There is absofuckinglutely nothing real about a perfect kid and there is, most certainly, not a mother out there in this whole frigging world that has NEVER ONCE witnessed her kid act like a douchebag.

Oh and don’t get me started on the adult mom or dad who always looks great, especially naked with nary a stretch mark, an ounce of cellulite, even when they couldn’t possibly find time in their busy life to workout. Oh and certainly not a parent who requires counselling just to make sure they aren’t fucking the kids life up.

So let’s work on some dialogue that is way more realistic shall we?

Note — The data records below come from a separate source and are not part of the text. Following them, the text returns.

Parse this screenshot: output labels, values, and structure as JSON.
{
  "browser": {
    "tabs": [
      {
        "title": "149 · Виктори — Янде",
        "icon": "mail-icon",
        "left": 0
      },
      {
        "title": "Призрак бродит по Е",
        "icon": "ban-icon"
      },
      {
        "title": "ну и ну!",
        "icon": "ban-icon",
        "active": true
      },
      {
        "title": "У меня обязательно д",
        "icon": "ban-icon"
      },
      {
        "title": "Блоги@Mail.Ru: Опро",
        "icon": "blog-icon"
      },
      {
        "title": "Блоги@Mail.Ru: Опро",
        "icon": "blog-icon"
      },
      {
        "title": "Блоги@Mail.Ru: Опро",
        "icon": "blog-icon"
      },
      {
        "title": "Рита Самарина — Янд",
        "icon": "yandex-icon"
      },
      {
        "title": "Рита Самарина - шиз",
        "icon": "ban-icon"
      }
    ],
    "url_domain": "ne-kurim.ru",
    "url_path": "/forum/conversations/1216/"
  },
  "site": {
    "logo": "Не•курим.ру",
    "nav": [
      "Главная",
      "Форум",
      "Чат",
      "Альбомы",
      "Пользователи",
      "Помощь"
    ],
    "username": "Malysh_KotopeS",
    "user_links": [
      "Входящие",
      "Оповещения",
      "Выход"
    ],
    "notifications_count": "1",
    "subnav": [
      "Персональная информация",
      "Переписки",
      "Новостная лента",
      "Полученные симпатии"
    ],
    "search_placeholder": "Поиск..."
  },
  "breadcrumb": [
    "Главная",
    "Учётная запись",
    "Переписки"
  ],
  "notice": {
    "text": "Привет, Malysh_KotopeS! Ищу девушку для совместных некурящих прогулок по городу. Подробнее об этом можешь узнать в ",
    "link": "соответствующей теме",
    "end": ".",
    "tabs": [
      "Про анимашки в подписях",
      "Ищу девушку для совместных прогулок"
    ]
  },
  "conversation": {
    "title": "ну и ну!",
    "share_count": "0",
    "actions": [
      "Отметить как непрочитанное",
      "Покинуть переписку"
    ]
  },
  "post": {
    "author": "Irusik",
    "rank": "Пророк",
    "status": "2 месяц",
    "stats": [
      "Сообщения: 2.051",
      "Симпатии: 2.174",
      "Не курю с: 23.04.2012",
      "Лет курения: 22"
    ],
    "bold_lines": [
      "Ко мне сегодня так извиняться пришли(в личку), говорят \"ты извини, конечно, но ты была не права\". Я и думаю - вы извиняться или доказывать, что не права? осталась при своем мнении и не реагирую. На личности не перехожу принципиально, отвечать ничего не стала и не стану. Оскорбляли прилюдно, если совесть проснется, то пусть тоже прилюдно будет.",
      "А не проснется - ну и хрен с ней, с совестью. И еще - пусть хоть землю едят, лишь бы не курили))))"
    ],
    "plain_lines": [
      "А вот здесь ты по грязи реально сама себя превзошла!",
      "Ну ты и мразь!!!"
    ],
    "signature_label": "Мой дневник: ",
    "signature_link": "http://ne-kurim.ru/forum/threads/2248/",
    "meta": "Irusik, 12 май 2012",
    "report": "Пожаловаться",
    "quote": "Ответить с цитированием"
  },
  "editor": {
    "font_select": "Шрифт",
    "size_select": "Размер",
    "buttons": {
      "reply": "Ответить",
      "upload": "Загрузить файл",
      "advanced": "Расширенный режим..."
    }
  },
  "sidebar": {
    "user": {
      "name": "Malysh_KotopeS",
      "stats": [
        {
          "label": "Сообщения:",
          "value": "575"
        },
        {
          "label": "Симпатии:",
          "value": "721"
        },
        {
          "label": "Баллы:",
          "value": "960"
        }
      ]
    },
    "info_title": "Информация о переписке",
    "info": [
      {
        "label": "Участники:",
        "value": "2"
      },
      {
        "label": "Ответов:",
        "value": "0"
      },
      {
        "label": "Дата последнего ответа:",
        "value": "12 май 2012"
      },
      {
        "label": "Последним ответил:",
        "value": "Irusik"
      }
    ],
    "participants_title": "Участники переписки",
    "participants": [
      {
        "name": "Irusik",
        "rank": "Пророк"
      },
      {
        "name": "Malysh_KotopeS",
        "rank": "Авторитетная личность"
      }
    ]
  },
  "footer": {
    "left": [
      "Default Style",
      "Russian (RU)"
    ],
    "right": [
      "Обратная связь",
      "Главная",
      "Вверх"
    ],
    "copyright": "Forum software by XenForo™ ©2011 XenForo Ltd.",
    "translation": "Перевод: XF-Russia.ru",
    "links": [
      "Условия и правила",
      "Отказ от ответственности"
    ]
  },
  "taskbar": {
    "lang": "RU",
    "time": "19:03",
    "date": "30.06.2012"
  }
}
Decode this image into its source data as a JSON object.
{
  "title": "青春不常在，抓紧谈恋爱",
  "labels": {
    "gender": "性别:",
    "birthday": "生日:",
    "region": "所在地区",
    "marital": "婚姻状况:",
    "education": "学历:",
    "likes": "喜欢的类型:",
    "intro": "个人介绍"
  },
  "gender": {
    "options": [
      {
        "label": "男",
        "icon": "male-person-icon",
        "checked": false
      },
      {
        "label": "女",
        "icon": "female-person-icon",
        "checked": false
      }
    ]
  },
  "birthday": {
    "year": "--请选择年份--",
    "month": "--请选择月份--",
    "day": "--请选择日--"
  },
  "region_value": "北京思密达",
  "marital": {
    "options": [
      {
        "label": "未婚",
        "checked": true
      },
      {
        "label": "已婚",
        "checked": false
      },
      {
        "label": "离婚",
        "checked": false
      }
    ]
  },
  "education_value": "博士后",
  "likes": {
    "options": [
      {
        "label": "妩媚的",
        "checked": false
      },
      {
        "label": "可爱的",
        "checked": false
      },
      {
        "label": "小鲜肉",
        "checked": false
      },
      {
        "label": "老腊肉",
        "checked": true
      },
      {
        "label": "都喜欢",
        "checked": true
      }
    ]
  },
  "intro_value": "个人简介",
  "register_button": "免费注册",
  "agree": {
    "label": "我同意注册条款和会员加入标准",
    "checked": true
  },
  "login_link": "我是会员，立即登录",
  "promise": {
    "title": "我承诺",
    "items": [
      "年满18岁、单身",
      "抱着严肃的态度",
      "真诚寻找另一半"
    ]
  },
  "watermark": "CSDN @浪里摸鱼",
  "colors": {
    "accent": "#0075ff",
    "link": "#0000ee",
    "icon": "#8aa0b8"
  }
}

Mom – “Oh, I have a kid, you OK with th — “
Man – “nope, see you fucking later”

(mom walks kid into grocery store and runs into guy she likes)
Mom (flirty but dressed in stained activewear and no makeup so right away she feels like shit) – “hey, how are y —“ (kid constantly yells at mom to buy corn pops, candy, jumping around like a tit head, knocking into fellow shoppers, knocking glass bottles off the shelf ending with mother threatening little jimmy with no netflix until he is 18)
Man – “nope, see you fucking later”

(mom asks kid to set table)
Mom – “hey, can you set the table?”
Mom – “I said, can you set the table?”
Mom – “Can you stop watching TV for one frickin second and set the frickin table?”
(kid eventually emerges, asking what she wants them to do 14 more times before they start setting the table, but then flips the fuck out and screams on the floor for 15 minutes because their favourite spoon is in the wash)

I think you get the point.

I guess they want to create a perfect fantasy for you to read and get lost in which is fine in some ways but in others I want to reach inside the book and strangle the perfect beautiful mom and her perfect beautiful kid. Real can be cute, it can be endearing, but it can also be funny and I wish I could find that.

OK rant over, proceed with your day.